Communicating System Outages

outage-notification-name-tag.jpgIn my last post I promised I'd tell you about the new mechanisms ASU is putting into place to improve the University's ability to notify the community of disruption in service.

If our mail is any indicator, these kinds of notifications are important to you. When systems are going to be changed or we have outages planned, you tell us you like to know well in advance. When we experience unplanned outages, you tell us that you want to know what's wrong and when it'll be fixed.

We've done some things already -- our System Health page is well visited and moved us forward in terms of keeping you informed about planned outages. The emergency notices we put on My ASU have helped a lot of you know when systems are out and when we can expect them back.

But they don't always work. Sometimes when we have extreme outages, like say the Internet is unavailable or power is lost to the data center, we can't get to System Health and My ASU to update them, and even if we could, sometimes you can't get to them to find out what's going on.

So this month, right after St. Patrick's Day, we're releasing a set of new improvements that we hope will make you better informed in the event of an emergency.

First, System Health is being moved off-site. We're moving it to our Denver facility to improve its availability in those times when major portions of our infrastructure are unavailable.

Second, we're expanding our outage notifications. In addition to announcing outage information on System Health, all unplanned outages will also be announced through a notification group associated with our new ASU Alert service provided by e2Campus. This new service will allow members of the ASU community to receive a text message and/or email message whenever System Health turns red. We are pre-subscribing members of the Outages@asu.edu mailing list to this service, but if you are not already subscribed, you can self-subscribe to ASU Alert. Click here for complete instructions on signing up.
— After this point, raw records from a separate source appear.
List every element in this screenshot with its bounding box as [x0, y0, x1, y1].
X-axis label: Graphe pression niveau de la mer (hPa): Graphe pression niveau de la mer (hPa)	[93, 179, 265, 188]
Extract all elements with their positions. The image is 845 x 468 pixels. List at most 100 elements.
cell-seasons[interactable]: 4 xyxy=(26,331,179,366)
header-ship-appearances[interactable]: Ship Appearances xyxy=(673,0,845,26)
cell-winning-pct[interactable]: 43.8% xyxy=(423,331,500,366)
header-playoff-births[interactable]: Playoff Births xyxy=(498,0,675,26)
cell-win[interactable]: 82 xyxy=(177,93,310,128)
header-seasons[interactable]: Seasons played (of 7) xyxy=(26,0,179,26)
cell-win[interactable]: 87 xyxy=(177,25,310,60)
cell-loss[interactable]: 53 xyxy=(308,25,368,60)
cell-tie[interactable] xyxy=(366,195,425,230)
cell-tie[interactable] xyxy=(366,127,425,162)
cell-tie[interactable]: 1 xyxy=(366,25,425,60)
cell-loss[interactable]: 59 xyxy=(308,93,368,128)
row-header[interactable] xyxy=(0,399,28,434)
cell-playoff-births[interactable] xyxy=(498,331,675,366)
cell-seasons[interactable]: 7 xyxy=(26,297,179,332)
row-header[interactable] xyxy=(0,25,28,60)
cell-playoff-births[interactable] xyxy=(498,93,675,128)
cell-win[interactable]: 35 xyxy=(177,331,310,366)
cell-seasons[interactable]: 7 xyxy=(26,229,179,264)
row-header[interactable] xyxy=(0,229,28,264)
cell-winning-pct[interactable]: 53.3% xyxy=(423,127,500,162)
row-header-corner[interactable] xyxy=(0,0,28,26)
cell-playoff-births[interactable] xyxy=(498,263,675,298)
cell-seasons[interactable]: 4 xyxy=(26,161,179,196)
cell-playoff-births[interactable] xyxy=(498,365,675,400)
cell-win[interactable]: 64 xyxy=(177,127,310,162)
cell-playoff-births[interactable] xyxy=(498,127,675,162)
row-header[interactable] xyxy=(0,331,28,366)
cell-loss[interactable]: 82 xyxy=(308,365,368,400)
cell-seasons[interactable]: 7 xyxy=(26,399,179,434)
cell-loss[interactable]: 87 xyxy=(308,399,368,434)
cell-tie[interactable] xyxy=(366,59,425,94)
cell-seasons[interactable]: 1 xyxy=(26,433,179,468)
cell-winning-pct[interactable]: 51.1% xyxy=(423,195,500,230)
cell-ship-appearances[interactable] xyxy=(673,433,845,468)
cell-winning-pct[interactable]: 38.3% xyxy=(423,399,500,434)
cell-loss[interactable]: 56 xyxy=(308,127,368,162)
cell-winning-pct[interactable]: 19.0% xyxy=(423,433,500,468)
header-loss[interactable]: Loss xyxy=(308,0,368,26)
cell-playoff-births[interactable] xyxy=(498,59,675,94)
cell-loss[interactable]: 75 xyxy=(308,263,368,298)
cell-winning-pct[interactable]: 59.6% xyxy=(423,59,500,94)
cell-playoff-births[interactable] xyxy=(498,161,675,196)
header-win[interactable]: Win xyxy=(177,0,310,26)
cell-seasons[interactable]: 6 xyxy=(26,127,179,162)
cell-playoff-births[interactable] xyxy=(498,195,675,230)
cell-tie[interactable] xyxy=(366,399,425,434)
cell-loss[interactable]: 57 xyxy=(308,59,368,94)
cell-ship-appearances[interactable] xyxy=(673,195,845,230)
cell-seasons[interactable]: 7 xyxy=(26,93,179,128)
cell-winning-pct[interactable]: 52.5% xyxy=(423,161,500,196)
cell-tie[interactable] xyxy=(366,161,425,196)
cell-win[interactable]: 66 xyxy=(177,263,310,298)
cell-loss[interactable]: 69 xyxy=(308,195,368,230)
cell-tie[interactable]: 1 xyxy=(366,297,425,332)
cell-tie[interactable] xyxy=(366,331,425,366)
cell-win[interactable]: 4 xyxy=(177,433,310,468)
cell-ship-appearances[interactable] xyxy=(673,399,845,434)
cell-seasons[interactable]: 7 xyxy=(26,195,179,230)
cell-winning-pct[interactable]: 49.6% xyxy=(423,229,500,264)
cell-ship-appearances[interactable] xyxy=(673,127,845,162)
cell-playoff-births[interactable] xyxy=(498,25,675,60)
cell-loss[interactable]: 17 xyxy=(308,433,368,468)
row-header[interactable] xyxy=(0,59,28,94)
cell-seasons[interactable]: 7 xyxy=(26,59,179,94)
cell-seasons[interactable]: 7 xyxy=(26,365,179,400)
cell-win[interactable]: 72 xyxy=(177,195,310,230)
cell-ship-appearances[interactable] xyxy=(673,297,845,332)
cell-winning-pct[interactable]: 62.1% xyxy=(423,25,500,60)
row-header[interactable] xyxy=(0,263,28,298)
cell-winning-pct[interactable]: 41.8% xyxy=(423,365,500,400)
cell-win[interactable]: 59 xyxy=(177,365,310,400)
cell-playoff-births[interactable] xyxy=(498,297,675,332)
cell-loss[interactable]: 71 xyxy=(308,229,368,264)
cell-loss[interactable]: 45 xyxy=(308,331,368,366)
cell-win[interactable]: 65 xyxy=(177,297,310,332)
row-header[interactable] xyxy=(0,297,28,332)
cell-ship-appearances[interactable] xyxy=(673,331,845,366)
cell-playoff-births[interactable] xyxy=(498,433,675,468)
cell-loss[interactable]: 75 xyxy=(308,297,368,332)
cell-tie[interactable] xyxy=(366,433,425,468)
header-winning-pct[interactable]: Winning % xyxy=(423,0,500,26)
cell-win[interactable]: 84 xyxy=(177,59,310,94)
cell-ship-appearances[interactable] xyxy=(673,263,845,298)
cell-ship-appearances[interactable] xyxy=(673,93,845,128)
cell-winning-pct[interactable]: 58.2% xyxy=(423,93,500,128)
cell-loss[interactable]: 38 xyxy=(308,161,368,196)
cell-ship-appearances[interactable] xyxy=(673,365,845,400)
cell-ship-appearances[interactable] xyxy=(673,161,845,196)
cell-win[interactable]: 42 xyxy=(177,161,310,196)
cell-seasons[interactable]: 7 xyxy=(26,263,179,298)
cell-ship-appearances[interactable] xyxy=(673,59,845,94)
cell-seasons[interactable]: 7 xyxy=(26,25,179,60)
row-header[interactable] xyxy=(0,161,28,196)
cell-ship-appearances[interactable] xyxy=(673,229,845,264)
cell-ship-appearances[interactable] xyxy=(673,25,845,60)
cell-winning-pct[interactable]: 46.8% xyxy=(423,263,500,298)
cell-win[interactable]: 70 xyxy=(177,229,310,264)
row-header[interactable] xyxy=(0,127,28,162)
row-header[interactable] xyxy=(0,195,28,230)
Third, all planned outages and system changes will be announced through UTO's new Change Management System. For authorized users, the Change Management System provides a complete history of proposed and implemented changes. Our system was designed by the Communications Subcommittee of the UTC. Again, if you are already a member of the Outages@asu.edu list, you will be pre-subscribed to the system. If you are not a member and wish to subscribe, please send a note to sub-outages@asu.edu.

We're continuing to work on reliability and we hope not to have to use these notification systems as often as we have of late. But we know that when we do have a system disruption, you want to know as much information as you can about what's wrong and when we'll be back online. We're hoping these changes we're making will help with that.

As always, your comments and suggestions are welcome, particularly the constructive ones.


Sansa March 14, 2009 at 12:40 AM  

Ahh, the dreaded "Change Management System" :-) I work in IT and our CMS system is so painful to use. I swear, I spend more time trying to Open/Close Change Management tickets than actually performing the job. I sure hope your system works better than ours!

A really cool tool that allows us to manage hundreds of websites is called SiteScope. You probably already have heard about it. If not definitely check it out! The text message alert option you guys are using is very cool too.

Bruce,  March 24, 2009 at 3:59 AM  

ASU has a Denver facility?

Todd,  April 22, 2009 at 3:37 AM  

Please bring back the system outage calendar. It was nice to view the outages on an actual calendar to check for weekend availability and to plan things. Now we need to subscribe to the blog and search? I think the value of the visual calendar should be re-examined because of its ease of use and simplicity compare to the blog format.

Where it used to exist: http://systemstatus.asu.edu/status/calendar.asp

Adrian Sannier April 28, 2009 at 6:11 AM  

Yes, this is a great idea. Thanks for the suggestion; we are working on it and hope to have it working by the end of summer.